Hand sanitizer alcohol abuse has gained popularity because it’s easily obtained by underage drinkers, is relatively cheap, and has very high alcohol content. The high alcohol content is part of the danger of hand sanitizer alcohol abuse. Hand sanitizers have alcohol concentrations of up to 70 percent—that’s 140 proof, whereas most liquors-whiskey, vodka, and gin, have a concentration of 45 percent alcohol (80 proof.) Often, teens engaging in hand sanitizer alcohol abuse down shots of the gooey liquid without realizing how much stronger it is. By the time the alcohol is metabolized, they have drunk far more than they realized. The accessability of the Internet has propelled hand sanitizer alcohol abuse as teens are finding recipes online to help make hand sanitizer more palatable. Some teens are mixing the gel with salt to break it down to a liquid.


Hand sanitizer alcohol abuse is just the latest development in bizarre teen drug use which includes vodka tampons and semi-legal synthetic drugs such as synthetic cannabis (“spice” or “K2) and bath salts. Both the risky behavior of teens and the danger of such drug use could be traced back to adolescent brain development. A recent study determined that brain development is not fully complete until age 25. Before the brain fully develops, it lacks the connections that allow reasoned decision making. This is why teens have poor impulse control and are somewhat lacking in common sense.

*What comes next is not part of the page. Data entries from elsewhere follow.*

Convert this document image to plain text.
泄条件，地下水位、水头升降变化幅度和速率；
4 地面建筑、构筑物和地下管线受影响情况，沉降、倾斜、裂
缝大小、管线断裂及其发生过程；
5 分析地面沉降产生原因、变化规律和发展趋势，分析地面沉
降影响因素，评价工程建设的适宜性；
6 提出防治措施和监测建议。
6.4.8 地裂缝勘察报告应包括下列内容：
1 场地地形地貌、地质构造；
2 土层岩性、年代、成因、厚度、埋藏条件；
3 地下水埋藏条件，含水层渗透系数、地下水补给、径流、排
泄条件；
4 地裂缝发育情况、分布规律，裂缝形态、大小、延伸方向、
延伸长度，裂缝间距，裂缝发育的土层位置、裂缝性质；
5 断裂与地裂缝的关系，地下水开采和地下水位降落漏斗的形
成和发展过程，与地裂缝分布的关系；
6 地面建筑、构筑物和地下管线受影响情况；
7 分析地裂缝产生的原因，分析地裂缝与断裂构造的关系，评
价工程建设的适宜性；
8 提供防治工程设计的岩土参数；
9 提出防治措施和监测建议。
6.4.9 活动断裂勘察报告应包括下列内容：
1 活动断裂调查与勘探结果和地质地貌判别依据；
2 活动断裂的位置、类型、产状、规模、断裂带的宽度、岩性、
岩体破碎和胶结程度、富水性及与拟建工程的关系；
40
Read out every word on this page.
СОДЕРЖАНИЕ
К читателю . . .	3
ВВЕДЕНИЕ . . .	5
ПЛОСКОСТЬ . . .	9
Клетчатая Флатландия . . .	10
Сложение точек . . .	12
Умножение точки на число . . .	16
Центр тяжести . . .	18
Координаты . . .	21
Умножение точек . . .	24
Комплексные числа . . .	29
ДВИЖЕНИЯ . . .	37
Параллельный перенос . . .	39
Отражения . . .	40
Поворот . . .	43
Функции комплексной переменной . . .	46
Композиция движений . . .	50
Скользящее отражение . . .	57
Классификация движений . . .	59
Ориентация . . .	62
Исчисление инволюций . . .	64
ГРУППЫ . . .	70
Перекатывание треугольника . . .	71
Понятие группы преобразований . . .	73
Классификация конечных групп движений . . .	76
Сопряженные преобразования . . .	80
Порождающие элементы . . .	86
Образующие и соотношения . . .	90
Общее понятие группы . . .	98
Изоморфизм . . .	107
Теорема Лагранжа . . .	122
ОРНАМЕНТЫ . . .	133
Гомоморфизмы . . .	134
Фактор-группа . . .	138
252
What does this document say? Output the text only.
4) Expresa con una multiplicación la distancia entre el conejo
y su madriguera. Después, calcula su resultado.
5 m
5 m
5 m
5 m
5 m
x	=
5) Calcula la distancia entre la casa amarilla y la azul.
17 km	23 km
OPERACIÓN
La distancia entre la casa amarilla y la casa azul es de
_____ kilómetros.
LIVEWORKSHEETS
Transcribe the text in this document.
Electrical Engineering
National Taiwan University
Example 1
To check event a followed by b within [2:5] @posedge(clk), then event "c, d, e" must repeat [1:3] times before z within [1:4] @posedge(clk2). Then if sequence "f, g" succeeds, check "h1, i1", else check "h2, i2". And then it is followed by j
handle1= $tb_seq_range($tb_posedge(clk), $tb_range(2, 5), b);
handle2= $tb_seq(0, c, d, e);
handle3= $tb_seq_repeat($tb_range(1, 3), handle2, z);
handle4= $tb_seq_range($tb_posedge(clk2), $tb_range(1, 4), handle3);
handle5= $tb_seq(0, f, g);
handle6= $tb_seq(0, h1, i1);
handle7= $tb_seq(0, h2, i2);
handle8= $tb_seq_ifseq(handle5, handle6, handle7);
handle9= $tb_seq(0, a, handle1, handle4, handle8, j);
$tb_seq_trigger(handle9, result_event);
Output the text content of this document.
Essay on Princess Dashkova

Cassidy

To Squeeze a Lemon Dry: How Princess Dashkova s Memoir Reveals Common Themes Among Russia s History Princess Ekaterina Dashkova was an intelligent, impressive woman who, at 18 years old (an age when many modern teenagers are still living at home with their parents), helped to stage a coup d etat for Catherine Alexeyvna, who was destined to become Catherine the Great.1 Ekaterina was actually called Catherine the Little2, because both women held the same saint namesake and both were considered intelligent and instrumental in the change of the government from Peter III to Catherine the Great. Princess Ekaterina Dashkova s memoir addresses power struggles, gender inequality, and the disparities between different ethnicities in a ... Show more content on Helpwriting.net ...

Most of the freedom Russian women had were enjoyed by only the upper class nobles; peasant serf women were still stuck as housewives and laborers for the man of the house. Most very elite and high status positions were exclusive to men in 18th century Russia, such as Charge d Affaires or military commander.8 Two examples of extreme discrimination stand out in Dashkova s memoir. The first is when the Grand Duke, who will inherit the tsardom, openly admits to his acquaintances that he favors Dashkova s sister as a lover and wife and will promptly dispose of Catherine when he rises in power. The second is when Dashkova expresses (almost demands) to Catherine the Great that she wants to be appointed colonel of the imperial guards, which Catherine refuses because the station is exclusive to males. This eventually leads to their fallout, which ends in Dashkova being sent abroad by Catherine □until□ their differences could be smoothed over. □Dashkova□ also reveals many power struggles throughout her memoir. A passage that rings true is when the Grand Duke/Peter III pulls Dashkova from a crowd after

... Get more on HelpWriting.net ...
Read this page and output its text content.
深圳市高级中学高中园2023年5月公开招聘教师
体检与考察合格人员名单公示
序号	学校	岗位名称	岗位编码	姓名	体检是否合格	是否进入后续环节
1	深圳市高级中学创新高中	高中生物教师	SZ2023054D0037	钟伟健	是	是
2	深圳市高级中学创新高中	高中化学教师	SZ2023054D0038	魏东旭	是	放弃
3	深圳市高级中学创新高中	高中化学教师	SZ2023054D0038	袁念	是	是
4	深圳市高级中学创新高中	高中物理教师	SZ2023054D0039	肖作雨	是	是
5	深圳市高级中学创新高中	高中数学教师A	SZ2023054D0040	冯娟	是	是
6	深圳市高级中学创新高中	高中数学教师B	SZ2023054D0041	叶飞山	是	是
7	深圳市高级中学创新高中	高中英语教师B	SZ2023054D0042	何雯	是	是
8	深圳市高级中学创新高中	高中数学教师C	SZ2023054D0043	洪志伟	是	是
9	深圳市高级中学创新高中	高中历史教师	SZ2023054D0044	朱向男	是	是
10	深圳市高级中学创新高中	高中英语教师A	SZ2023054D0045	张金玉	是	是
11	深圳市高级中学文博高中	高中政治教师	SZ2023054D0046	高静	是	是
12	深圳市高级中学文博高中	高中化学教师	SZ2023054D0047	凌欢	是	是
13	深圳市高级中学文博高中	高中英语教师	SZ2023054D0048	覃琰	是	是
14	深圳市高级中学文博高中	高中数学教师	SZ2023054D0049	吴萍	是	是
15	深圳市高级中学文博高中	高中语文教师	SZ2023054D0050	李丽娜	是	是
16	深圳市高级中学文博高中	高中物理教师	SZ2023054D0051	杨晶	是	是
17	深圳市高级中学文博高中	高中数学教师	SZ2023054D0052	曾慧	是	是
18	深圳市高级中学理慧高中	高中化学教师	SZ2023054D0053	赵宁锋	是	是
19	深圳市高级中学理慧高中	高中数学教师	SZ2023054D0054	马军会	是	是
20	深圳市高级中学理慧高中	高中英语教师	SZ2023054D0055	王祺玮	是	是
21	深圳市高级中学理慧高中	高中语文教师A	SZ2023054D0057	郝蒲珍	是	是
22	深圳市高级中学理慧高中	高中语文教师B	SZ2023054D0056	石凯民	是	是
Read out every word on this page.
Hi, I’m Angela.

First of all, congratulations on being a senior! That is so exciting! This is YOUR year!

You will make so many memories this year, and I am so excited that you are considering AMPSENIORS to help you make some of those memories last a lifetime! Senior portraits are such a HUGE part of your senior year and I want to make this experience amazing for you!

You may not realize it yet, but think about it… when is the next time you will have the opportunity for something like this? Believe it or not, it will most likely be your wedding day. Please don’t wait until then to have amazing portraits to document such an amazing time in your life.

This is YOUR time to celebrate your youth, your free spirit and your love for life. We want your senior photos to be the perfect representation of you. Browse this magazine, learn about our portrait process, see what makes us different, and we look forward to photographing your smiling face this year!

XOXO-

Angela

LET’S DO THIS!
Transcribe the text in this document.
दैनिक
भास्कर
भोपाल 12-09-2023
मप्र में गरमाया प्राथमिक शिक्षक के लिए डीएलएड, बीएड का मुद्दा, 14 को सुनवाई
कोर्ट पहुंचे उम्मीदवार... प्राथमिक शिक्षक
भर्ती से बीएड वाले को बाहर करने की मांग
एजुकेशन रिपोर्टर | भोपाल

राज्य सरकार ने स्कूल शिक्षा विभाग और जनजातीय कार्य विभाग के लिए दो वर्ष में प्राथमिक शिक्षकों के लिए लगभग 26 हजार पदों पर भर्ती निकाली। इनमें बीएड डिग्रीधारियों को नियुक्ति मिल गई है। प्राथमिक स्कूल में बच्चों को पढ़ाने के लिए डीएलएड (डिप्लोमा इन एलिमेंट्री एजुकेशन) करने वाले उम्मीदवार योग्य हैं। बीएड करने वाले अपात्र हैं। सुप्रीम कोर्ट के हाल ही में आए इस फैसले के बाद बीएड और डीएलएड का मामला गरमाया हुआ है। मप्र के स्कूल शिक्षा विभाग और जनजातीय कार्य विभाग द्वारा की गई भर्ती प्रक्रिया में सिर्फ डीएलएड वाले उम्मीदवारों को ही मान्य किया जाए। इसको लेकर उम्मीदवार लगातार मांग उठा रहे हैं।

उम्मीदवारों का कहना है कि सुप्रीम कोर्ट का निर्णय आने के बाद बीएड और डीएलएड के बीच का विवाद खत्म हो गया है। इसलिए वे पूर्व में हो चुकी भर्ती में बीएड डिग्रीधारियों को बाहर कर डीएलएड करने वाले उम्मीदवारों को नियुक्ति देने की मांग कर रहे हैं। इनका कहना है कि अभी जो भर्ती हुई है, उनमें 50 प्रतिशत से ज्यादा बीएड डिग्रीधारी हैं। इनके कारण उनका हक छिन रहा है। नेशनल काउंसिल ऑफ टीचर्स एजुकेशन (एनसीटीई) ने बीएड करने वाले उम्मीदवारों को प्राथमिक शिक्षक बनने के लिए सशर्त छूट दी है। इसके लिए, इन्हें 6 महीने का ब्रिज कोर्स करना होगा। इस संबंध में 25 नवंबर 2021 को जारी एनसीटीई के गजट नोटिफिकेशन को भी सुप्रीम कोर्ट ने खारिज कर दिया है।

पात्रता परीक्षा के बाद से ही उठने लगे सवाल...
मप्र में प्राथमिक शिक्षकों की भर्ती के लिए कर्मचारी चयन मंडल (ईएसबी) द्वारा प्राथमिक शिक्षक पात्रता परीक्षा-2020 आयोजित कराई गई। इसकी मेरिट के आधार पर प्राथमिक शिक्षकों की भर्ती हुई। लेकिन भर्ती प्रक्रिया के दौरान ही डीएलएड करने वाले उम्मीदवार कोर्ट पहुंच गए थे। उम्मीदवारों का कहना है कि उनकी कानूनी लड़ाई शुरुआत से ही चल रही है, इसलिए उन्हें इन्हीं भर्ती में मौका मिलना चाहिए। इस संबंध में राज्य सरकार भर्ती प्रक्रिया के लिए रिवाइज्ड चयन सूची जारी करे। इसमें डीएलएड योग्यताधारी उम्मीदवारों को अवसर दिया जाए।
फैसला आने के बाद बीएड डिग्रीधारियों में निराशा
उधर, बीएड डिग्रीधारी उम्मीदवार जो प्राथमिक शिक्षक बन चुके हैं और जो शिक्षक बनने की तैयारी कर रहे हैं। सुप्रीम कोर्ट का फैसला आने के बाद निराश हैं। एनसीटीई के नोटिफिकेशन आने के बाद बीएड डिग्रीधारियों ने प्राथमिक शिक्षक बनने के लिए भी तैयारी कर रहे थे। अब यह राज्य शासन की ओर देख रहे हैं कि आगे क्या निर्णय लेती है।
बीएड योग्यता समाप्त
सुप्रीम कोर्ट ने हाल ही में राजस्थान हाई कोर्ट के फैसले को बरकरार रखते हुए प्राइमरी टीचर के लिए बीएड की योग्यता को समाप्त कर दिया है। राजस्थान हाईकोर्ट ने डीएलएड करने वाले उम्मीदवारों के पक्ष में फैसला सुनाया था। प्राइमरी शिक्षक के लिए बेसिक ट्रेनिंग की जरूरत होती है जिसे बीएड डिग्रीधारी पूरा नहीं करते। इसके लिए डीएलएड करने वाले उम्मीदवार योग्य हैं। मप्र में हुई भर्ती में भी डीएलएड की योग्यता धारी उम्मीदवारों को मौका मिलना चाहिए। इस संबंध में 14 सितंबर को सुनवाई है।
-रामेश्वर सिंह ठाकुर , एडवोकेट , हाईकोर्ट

The fact that a teen’s brain and body has not fully developed makes hand sanitizer alcohol abuse and other forms of underage drinking more dangerous. Underage drinking can affect the brain’s development. Subtle changes in the brain may be difficult to detect but still have a significant impact on long-term thinking and memory skills. Underage drinking can also cause liver damage, especially if the teen is overweight or obese. In addition, drinking alcohol prior to or during puberty may upset the critical hormonal balance necessary for normal development of organs, muscles, and bones.

Some parents and school officials have made an effort to limit the availability of alcohol based hand sanitizer in homes and schools. However, hand sanitizer alcohol abuse isn’t that different from other types of teen substance abuse and the best way to combat it is with an open discussion. Unfortunately, more than a quarter of parents with teenage children have never had a discussion with them about alcohol or drug use. Parents are urged to be clear, firm and consistent when discouraging their teen from underage drinking and engaging in these risky new “legal” ways to get high. drug. Parents should also assure their teen that they will not be alone in turning down drugs and alcohol. In fact, teen alcohol abuse is on the decline nationally. Talking with your children early and often about hand sanitizer alcohol abuse can make a difference. It’s best to instill an open door policy about drugs and alcohol with your children.